A psychic link was a strange thing. Were one not careful, you could find things you shouldn't, but we were both seasoned enough to keep ourselves from compromising the other. I was wholly unprepared for the vision, however. Closing my eyes, I saw a wretched symbol that burned into my mind with a tainted aura. Somehow it left a horrid aftertaste in my mouth, as if the very sight of the mere shape could effect a mortal. Unconsciously, I found my hand gripped Emmaline's forearm, though to steady her or myself I cannot recall.
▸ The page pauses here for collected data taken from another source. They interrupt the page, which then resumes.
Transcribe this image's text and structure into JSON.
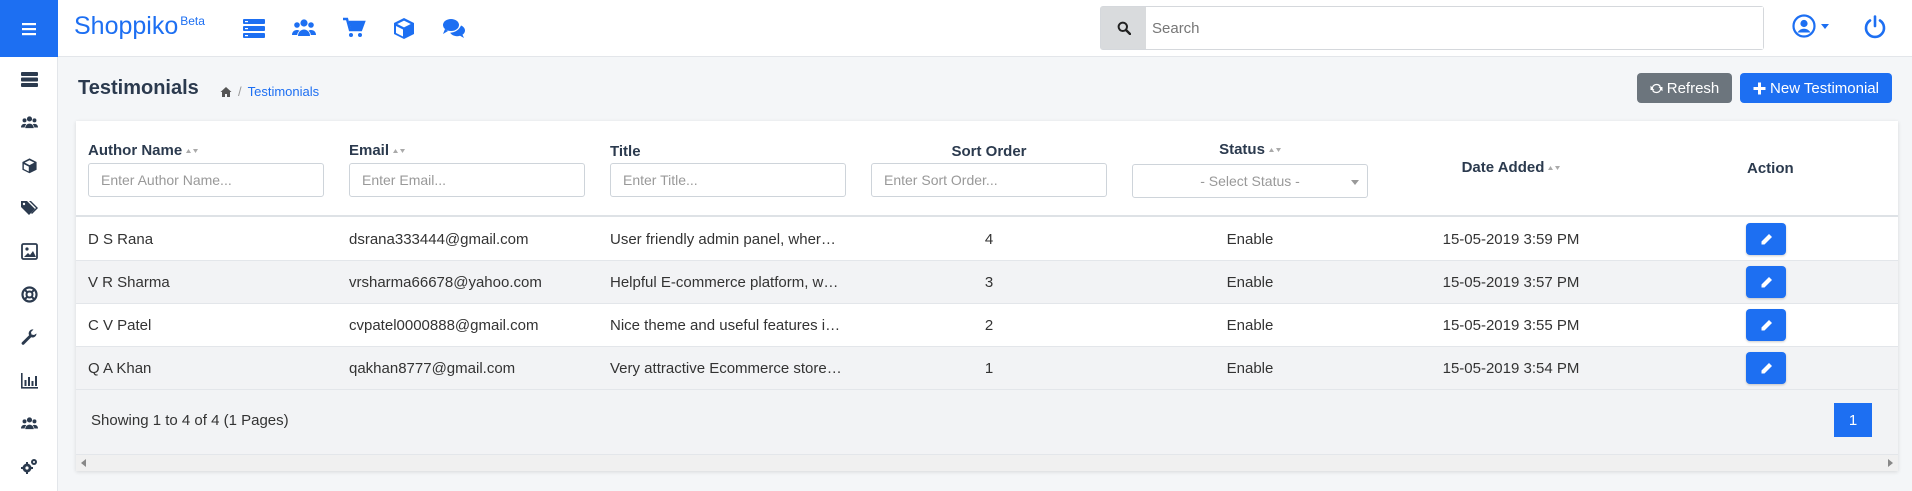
{
  "app": {
    "name": "Shoppiko",
    "badge": "Beta"
  },
  "topnav": {
    "icons": [
      "dashboard-icon",
      "customers-icon",
      "cart-icon",
      "cube-icon",
      "comments-icon"
    ],
    "search_placeholder": "Search"
  },
  "sidebar": {
    "items": [
      "dashboard-icon",
      "users-icon",
      "cube-icon",
      "tags-icon",
      "image-icon",
      "lifebuoy-icon",
      "wrench-icon",
      "bar-chart-icon",
      "users-group-icon",
      "cogs-icon"
    ]
  },
  "page": {
    "title": "Testimonials",
    "breadcrumb": [
      "Testimonials"
    ],
    "refresh_label": "Refresh",
    "new_label": "New Testimonial"
  },
  "table": {
    "columns": {
      "author": "Author Name",
      "email": "Email",
      "title": "Title",
      "sort_order": "Sort Order",
      "status": "Status",
      "date_added": "Date Added",
      "action": "Action"
    },
    "filters": {
      "author": "Enter Author Name...",
      "email": "Enter Email...",
      "title": "Enter Title...",
      "sort_order": "Enter Sort Order...",
      "status": "- Select Status -"
    },
    "rows": [
      {
        "author": "D S Rana",
        "email": "dsrana333444@gmail.com",
        "title": "User friendly admin panel, wher…",
        "sort_order": "4",
        "status": "Enable",
        "date": "15-05-2019 3:59 PM"
      },
      {
        "author": "V R Sharma",
        "email": "vrsharma66678@yahoo.com",
        "title": "Helpful E-commerce platform, w…",
        "sort_order": "3",
        "status": "Enable",
        "date": "15-05-2019 3:57 PM"
      },
      {
        "author": "C V Patel",
        "email": "cvpatel0000888@gmail.com",
        "title": "Nice theme and useful features i…",
        "sort_order": "2",
        "status": "Enable",
        "date": "15-05-2019 3:55 PM"
      },
      {
        "author": "Q A Khan",
        "email": "qakhan8777@gmail.com",
        "title": "Very attractive Ecommerce store…",
        "sort_order": "1",
        "status": "Enable",
        "date": "15-05-2019 3:54 PM"
      }
    ],
    "footer_text": "Showing 1 to 4 of 4 (1 Pages)",
    "current_page": "1"
  },
  "colors": {
    "primary": "#1d6ff2",
    "secondary": "#6c757d",
    "text_dark": "#2b3a4e"
  }
}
Once it was over, I exhaled involuntarily, but kept my composure. Had I seen something akin to it before? It wasn't like any chaos symbol I had ever seen. Certainly not a mark of the four entities or the dreaded unholy thirteen. It seemed almost xenos in nature, but it was very likely a chaos symbol I simply had not seen before. I had only been in the Ordo for two decades, and only five of them as an active field inquisitor.

When we broke contact, though I don't recall why I had initially reached, I kept her steady and held her shoulder with my other hand. I did not say anything, but nodded when she made eye contact and stepped back from her.
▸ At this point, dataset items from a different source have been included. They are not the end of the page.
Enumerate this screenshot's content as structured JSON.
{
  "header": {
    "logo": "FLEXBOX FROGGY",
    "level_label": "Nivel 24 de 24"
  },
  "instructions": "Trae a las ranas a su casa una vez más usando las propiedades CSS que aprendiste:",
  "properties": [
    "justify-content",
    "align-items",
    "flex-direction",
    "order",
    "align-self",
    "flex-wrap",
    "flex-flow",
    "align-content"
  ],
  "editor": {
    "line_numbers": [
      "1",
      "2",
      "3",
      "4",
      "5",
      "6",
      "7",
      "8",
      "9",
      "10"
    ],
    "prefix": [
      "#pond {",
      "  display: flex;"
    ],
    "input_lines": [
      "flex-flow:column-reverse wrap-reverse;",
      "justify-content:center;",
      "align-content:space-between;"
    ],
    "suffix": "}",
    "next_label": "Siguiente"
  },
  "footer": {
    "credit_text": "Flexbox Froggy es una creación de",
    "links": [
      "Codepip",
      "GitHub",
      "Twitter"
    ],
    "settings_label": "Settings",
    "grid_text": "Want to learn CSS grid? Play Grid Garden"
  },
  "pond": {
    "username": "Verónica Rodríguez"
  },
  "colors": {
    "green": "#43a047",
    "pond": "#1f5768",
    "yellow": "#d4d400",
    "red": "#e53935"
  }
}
"Thank you," I said to her.

"Do you know what it was?" She asked, a normal question, even after glimpsing my initial thoughts. Sometimes it took a moment for a brain to process information before finding the answer to a question.

"I have a few ideas, but truthfully? I'm unsure." I admitted, sighing.
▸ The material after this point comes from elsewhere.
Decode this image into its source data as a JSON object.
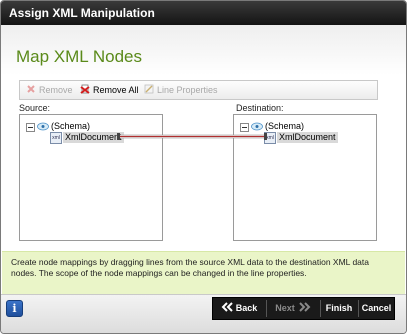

"That's a first," she quipped with an arched eyebrow. I regarded her and tried but failed to hide a grin. I admit I had been overly formal with her the last few days. Youth was a strange thing. We wish the entirety of it to be older and more respected and forget the gifts we have at the moment. I am ever to serve and am still very physically capable, but in those days I was at my peak. Hale and broad shouldered, I was cut in a way one could only gain through discipline and hours of exercise a day, though I was of good Elysiar stock. At that time I was too pre-occupied to see the bodacious woman before me, though I feel I had begun to see an inkling. No one who did not wish for the success of the mission would have sought me out and shared it with me. Perhaps I had treated her too much as a student and not enough as a teammate.

"I'm unsure of a lot of things," I admitted to her, showing a hint of the man I was past my steely visage. "But the minute I act it, someone might die."

After a pause, I shrugged as if to say 'what can you do?' and turned to put my grey top on that fit me like a comfortable glove. As I slid my arms through the shirt sleeves, I suggested something she no doubt was excited to hear.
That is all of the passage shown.